Wild ecosystems provide a wide range of ecosystem services. They are stable and self-sustainable, able to maintain their structure, function and resilience over time (Costanza and Mageau 1999). They play an important role in protecting services such as, air quality, freshwater provision, and supporting wildlife, including charismatic species, such as bisons and bears, that are reliant on wilderness areas (Russo 2006; see Chap. 9). Wild ecosystems also have the capacity to supply higher quality services than other types of systems. For example, there is higher carbon storage capacity in undisturbed forest, peatland and wetland (Schils et al. 2008), subsequently providing additional environmental benefits (e.g. biodiversity, water storage and water quality). Moreover, wilderness areas provide a range of social and economic benefits.
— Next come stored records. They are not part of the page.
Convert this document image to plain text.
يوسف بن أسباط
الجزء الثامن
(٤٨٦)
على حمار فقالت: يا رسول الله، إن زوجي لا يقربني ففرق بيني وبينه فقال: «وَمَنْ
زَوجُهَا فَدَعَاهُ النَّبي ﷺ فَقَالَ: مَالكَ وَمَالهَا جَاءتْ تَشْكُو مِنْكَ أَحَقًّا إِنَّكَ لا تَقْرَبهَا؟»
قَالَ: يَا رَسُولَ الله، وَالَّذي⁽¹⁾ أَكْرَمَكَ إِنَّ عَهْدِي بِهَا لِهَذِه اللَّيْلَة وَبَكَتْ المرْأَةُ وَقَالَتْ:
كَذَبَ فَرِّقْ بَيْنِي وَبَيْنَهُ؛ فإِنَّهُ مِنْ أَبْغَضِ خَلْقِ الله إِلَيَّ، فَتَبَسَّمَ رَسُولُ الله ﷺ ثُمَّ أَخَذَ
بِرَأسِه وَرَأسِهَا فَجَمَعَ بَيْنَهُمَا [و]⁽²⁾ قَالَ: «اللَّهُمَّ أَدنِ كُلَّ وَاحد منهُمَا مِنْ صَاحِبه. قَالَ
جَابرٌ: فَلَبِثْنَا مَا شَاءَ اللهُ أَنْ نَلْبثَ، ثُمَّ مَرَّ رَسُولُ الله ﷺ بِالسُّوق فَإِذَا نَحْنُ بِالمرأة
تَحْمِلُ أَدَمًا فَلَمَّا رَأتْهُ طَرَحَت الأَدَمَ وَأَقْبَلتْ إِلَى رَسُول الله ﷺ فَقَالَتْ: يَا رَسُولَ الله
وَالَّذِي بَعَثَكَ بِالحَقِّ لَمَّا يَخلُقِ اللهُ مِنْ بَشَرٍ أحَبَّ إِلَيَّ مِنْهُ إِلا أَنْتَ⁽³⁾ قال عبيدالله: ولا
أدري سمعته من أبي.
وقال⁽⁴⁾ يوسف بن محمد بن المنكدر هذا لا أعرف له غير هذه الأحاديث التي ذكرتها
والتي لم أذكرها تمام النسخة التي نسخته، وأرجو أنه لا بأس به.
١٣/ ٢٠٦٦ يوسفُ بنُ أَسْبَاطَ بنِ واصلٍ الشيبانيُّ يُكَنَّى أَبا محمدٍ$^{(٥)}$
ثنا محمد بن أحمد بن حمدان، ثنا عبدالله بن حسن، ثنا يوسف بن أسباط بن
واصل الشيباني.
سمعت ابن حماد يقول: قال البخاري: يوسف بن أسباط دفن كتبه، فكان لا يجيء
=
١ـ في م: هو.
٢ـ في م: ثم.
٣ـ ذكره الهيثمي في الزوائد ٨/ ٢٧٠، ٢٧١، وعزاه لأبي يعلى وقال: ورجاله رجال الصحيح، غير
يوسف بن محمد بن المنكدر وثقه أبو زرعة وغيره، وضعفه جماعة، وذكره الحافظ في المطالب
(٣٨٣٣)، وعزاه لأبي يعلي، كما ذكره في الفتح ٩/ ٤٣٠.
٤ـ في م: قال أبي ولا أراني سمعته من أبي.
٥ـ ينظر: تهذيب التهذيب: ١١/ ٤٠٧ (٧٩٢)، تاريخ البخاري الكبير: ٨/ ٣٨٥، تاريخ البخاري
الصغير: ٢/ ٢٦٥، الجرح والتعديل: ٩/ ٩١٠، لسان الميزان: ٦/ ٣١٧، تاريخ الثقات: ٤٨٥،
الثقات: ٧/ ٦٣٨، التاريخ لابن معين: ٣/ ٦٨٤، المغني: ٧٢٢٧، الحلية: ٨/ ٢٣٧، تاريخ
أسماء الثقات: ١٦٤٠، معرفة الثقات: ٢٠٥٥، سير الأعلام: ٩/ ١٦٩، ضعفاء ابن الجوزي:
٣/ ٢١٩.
Several programs have integrated the use of wild areas to address urban issues such as youth at risk, youth development and rehabilitation (Hill 2007), and recognized it as a cost-effective form of healthcare. In addition, wilderness inspires educational programs (e.g. Chap. 10). Wilderness areas also provide spiritual benefits, such as, solitude, places of inspiration, a calm environment, and recreation/tourism (Ewert et al. 2011; Heintzman 2013). These cultural services can give birth to employment opportunities and thus generate income. For example, the Oulanka National Park in Finland brings 14 million € per year to the local economy and employs 183 individuals (Huhtala et al. 2010).